American historical society

The Western History Association (WHA), a 501(c)(3) non-profit organization, was founded in 1961 at Santa Fe, New Mexico by Ray Allen Billington, et al. Included in the field of study are the American West and western Canada. The Western History Association was headquartered from 2012 to 2017 at the University of Alaska, Fairbanks. From 2018 to 2020 the WHA was hosted on the campus of the University of Nebraska at Omaha. In 2020, the WHA relocated to the Department of History at the University of Kansas, where it receives support from the College of Liberal Arts and Sciences.

== History ==
In 1964 WHA began publication at the University of Utah Press, with a full run of four issues, and then in 1965 contracted Sunset publishing to print the quarterly called Nebraska, edited by A. R. Mortensen.
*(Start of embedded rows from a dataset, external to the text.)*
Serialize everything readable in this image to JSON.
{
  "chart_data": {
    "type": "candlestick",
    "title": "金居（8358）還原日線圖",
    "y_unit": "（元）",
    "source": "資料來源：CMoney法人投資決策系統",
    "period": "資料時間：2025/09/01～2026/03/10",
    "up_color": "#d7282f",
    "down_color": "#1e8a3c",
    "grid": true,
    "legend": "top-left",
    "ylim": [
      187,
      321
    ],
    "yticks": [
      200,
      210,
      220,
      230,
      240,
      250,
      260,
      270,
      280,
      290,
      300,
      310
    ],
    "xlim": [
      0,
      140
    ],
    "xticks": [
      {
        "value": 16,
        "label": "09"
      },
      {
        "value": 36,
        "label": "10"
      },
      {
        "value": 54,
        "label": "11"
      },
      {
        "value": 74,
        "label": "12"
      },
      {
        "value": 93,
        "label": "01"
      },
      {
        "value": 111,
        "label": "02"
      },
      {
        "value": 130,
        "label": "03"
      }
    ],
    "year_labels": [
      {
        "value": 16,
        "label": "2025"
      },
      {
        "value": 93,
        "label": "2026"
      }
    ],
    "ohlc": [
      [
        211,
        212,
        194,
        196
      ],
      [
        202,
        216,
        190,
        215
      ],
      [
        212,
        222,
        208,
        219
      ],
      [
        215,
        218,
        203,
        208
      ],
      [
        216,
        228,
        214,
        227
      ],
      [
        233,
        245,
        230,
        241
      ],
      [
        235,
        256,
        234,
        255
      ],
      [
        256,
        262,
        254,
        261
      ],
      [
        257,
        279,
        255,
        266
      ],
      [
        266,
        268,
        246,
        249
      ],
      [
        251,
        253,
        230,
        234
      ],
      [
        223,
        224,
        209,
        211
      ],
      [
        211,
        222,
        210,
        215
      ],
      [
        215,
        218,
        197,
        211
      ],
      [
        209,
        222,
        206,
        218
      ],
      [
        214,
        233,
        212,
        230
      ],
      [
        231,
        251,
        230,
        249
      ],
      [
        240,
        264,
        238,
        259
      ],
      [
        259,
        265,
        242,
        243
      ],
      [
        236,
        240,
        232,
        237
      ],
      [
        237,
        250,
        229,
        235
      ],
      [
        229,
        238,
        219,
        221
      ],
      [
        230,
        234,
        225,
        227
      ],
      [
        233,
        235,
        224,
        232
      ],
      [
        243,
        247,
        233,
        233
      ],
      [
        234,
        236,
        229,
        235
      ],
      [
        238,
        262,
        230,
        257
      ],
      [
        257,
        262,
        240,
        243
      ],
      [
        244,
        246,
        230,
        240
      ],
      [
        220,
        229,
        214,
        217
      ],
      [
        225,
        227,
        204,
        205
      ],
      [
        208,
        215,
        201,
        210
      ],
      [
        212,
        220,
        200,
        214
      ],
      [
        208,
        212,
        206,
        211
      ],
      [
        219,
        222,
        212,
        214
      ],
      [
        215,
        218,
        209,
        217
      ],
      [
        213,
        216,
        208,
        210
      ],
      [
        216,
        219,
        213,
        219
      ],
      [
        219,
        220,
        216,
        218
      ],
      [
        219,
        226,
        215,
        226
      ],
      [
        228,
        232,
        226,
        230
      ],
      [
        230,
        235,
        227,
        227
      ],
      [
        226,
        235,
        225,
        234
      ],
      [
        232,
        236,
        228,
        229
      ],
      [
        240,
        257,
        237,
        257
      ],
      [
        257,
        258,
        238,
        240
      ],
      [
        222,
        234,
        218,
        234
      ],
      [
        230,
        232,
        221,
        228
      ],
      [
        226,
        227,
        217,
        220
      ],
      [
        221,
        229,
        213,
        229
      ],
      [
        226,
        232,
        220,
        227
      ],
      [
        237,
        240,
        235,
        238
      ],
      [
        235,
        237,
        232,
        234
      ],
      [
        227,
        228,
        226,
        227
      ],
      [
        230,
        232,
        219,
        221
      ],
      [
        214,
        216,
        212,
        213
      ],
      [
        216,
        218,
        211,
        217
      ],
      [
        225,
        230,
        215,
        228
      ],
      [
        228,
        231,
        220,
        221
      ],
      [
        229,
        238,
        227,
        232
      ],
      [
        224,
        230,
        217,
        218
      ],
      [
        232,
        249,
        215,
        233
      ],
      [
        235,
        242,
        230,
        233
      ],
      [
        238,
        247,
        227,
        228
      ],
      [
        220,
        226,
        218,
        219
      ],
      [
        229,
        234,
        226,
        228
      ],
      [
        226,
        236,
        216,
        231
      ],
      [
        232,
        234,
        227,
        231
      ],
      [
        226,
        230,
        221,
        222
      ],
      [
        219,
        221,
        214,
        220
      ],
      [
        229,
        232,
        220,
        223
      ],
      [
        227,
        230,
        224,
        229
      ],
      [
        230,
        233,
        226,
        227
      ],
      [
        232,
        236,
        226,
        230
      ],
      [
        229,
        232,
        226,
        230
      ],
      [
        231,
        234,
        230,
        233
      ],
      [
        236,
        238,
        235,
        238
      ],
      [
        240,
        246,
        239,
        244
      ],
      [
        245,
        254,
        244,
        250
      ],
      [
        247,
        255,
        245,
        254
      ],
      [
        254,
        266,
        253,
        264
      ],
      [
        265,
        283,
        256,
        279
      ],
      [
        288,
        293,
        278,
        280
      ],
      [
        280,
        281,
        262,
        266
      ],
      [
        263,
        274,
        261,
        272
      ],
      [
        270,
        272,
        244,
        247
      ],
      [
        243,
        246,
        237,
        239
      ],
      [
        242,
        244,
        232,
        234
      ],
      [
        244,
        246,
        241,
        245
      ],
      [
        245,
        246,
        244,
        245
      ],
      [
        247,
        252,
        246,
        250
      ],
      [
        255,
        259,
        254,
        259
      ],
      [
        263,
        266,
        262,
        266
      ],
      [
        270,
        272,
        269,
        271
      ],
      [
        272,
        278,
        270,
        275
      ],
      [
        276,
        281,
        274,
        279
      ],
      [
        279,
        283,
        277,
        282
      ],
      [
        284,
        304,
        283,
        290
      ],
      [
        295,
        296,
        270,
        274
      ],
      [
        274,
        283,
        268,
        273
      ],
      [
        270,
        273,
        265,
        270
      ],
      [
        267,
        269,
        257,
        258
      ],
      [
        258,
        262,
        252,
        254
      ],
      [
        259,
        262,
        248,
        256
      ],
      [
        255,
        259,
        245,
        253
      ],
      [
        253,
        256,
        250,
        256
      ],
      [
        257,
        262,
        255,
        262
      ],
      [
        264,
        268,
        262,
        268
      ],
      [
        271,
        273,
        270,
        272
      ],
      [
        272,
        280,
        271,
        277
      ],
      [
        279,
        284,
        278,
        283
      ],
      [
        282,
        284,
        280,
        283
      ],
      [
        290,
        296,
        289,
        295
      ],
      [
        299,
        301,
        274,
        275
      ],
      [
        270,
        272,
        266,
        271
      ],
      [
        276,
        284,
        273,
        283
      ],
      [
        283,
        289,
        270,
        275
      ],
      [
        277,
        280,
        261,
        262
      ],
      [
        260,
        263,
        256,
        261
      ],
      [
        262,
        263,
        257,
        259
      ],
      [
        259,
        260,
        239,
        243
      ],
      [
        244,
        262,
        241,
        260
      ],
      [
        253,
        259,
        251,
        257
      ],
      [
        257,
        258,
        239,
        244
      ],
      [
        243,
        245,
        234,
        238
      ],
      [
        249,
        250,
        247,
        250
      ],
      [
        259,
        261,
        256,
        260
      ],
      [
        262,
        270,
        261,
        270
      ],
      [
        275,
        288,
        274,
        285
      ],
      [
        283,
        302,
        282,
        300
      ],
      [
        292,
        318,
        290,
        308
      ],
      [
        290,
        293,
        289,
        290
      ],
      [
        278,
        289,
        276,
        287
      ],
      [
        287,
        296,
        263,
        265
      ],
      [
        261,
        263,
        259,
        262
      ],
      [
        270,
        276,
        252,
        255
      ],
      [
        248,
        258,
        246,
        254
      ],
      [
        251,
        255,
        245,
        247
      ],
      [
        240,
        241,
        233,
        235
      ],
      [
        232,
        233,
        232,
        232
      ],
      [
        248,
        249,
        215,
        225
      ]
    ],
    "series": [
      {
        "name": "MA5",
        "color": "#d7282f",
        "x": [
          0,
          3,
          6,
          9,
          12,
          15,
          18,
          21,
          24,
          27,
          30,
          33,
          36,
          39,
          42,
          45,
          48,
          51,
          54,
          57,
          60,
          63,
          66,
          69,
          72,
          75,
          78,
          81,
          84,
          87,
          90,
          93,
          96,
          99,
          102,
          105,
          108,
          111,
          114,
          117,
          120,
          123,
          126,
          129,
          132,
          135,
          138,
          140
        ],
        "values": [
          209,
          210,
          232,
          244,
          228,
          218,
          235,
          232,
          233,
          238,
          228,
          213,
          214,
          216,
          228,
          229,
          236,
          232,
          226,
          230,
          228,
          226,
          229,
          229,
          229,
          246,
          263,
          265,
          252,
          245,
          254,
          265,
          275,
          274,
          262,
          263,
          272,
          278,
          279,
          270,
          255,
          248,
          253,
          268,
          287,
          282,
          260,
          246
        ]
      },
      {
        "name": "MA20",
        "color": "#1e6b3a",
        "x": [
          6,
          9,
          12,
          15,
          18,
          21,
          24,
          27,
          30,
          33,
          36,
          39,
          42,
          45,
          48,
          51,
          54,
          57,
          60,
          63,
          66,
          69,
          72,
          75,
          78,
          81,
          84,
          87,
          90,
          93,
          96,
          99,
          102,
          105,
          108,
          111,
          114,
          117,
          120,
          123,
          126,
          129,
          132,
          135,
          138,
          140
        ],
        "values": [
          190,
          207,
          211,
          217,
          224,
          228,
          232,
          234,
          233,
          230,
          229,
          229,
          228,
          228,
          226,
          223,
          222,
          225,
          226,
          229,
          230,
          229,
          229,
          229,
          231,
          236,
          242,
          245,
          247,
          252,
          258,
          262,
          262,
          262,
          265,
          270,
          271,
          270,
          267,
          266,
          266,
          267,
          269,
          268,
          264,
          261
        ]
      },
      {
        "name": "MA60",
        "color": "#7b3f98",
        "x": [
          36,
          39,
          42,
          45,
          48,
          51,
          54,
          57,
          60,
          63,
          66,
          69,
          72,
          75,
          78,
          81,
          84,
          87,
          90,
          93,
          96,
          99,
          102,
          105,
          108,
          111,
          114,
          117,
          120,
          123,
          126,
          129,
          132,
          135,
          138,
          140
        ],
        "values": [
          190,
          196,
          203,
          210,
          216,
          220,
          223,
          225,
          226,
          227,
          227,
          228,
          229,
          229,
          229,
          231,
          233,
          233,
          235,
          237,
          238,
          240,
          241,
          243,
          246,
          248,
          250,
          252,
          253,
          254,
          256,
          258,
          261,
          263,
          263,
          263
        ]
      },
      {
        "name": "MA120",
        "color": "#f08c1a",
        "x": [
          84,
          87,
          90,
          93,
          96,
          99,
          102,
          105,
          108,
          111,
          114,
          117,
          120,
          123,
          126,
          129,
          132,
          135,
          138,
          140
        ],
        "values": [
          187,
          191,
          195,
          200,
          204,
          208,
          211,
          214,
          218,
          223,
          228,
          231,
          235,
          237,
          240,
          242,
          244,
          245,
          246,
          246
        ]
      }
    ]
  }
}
The WHA's publications now include the Western Historical Quarterly. The association offers several annual and biennial prizes for essays and books, including the annual Caughey Western History Association Prize for the best book of the year in Western History and the Robert M. Utley Book Prize for the best book published on the military history of the frontier and western North America (including Mexico and Canada) from prehistory through the 20th century. Awarded since 2003, past recipients include Ned Blackhawk, Amy S. Greenberg and Ari Kelman.

The Autry Public History Prize is awarded annually for a media exhibit, public program, or written work that best models professional public history practice in the history of the American West.

== The Western Historical Quarterly ==
The Western Historical Quarterly (WHQ) has been the official journal of the WHA since its founding in 1969. The journal now "presents original articles dealing with the North American West—expansion and colonization, indigenous histories, regional studies (including western Canada, northern Mexico, Alaska, and Hawaii), and transnational, comparative, and borderland histories." In addition, it provides a field notes section about Western history in applied situations, as well as book reviews, and notices of recent publications about the American West.